My emphasis added red and bold-good stuff
Squeezing the Rich Is Poor Way to Spur Growth: Commentary by Caroline Baum
Thirty-six years after an academic economist named Arthur Laffer drew a curved line on a cocktail napkin, the debate over supply-side tax cuts paying for themselves is still going strong.
Why, after all this time and an extensive body of data, are we still questioning whether reductions in marginal and capital- gains tax rates increase economic activity enough to generate more revenue for the federal government?
“Because they don’t like the answer,” Laffer says of the doubters. “It’s not tax cuts that pay for themselves. Tax cuts on the poor cost you lots of money. Tax cuts on the rich pay for themselves. Rich people can afford lawyers, accountants, and can defer income.”
That’s one answer. Another may be that, unlike the hard sciences, there is no conclusive test. In a dynamic economy, it’s impossible to hold everything else constant except tax rates. Monetary policy, government regulation, trade policy, and the stage of the business cycle all affect economic growth. Absent a controlled experiment -- giving one group a placebo and the other a (tax-cut) drug -- a conclusive answer is out of reach.
What we do know, empirically, is this: Over time, federal revenue as a share of gross domestic product has stayed fairly constant at 17.9 percent. That’s true if the top marginal tax rate is 91 percent (1950s), 50 percent (early 1980s) or 35 percent (2000s). Recessions are the one exception.
The Flat Fix
So, if the government’s tax take varies little, why create uncertainty over how much of our income we’ll have to fork over to Uncle Sam three, five, 10 years down the road? Why not flatten the rate, fix it and forget about it?
Fairness, for one. The government wants to take money from the rich and give it to the poor.
“They are wrong,” Laffer says. “It doesn’t work that way. The rich can change the volume, timing, composition and location of their income. Poor people can’t.”

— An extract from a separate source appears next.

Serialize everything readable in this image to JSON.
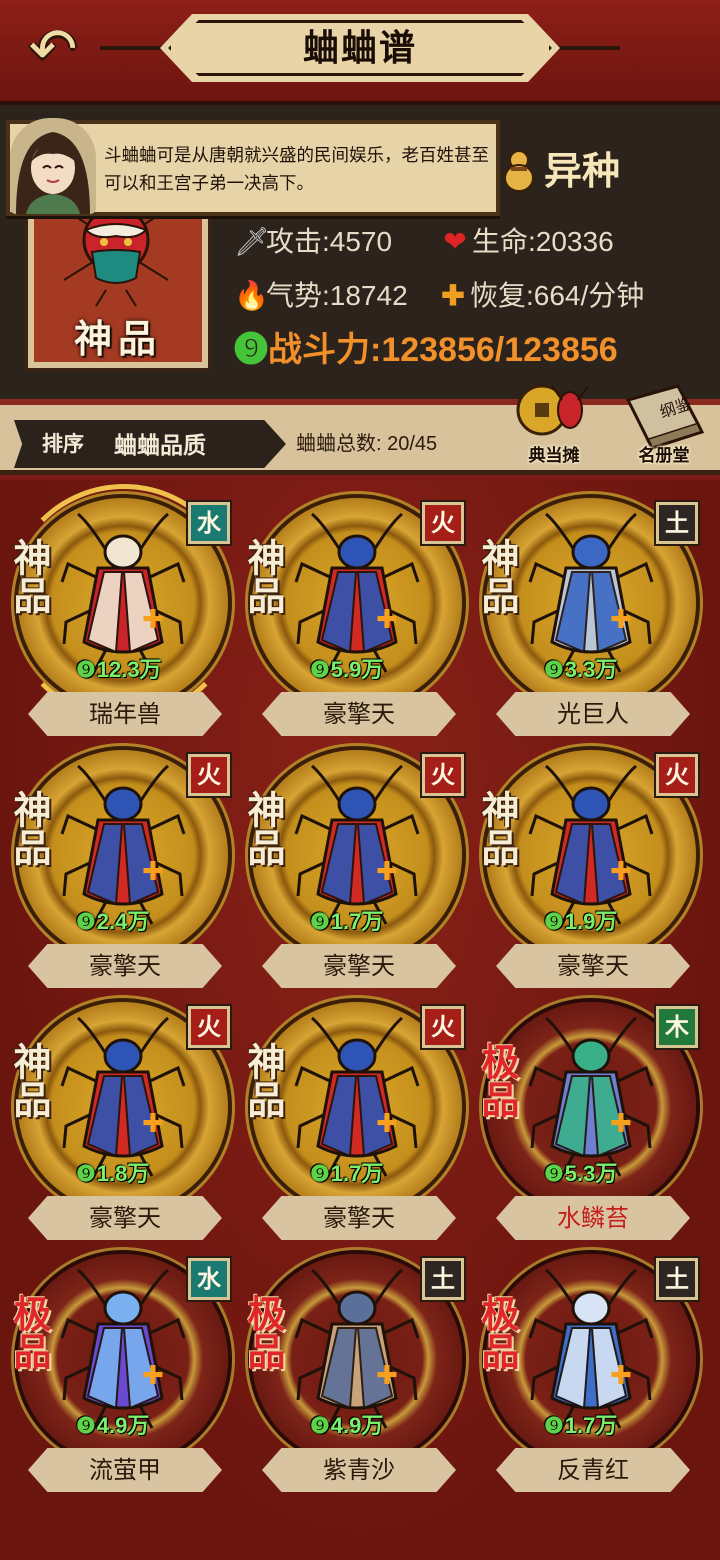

Congress is the second. The tax code is the means through which lawmakers dole out tax breaks, credits and exemptions in return for campaign contributions. Which is why tax simplification in 1986 was such a short-lived phenomenon, says Jim Glassman, senior economist at JPMorgan Chase & Co.
While scientific proof for the supply-side credo remains elusive, we have lots of statistics from the Internal Revenue Service that demonstrate the effect tax changes have on the rich, or top 1 percent of income earners. Laffer described them in an Aug. 2 Wall Street Journal op-ed. Since 1978, a series of reductions in the top marginal tax rate served to increase the share of taxes paid by the rich.
Rich Are Different
This should come as no surprise. The rich have the luxury to respond to incentives, to opt for more work and less leisure when the return on work is greater. They are motivated to take risks, maybe start a business, invent something, and get even richer while giving others the opportunity, through hiring, to do the same.
The opposite is true for low-income workers. When the government raises taxes, someone struggling to put food on the table for his family may have to go out and get a second job to maintain his level of take-home pay. For this socio-economic group, higher taxes translate to more work.
To ignore evidence that the rich behave differently is silly. The government can’t get more blood from a stone, yet it keeps trying. Instead of demagoguing tax cuts for the rich, Democrats should try embracing them for a change.
Congress’s Play Thing
“It’s in everyone’s interest that the economy do as well as it can so that the government can fulfill the promises it’s made,” Glassman says.
If the trade-off is between fairness and dynamism, dynamism should win every time.
No economist will quarrel with the idea that taxes affect incentives, Glassman says. “When I have a choice between work and leisure, the tax decision makes a difference.”
That hasn’t changed the arguments for allowing the Bush tax cuts on the wealthiest Americans to expire at year-end. Academics are busy churning out articles claiming tax cuts for the rich deliver less bang for the buck because the rich save more of the money than the poor.
That’s true. It also misses the point. The goal isn’t spending, or distributing other people’s money to create “aggregate demand.” That’s a wealth transfer, not a net stimulus. (Fiscal policy gets its punch from monetary policy, from the increase in the money supply to pay for the spending.)
The goal should be to incentivize individuals to work hard, save and invest in the future. It’s about growing the pie.
Sound familiar? We’re right back to square one. I, for one, would like to see the debate shift from class warfare over tax rates and targeted tax relief to tax reform. Either scrap the tax code and introduce a simple flat tax with no deductions, or scrap the IRS and move to a consumption tax.
If you want to get money out of politics, there’s only one way to do it. Take the tax code out of Congress’s hands.
(Caroline Baum, author of “Just What I Said,” is a Bloomberg News columnist. The opinions expressed are her own.)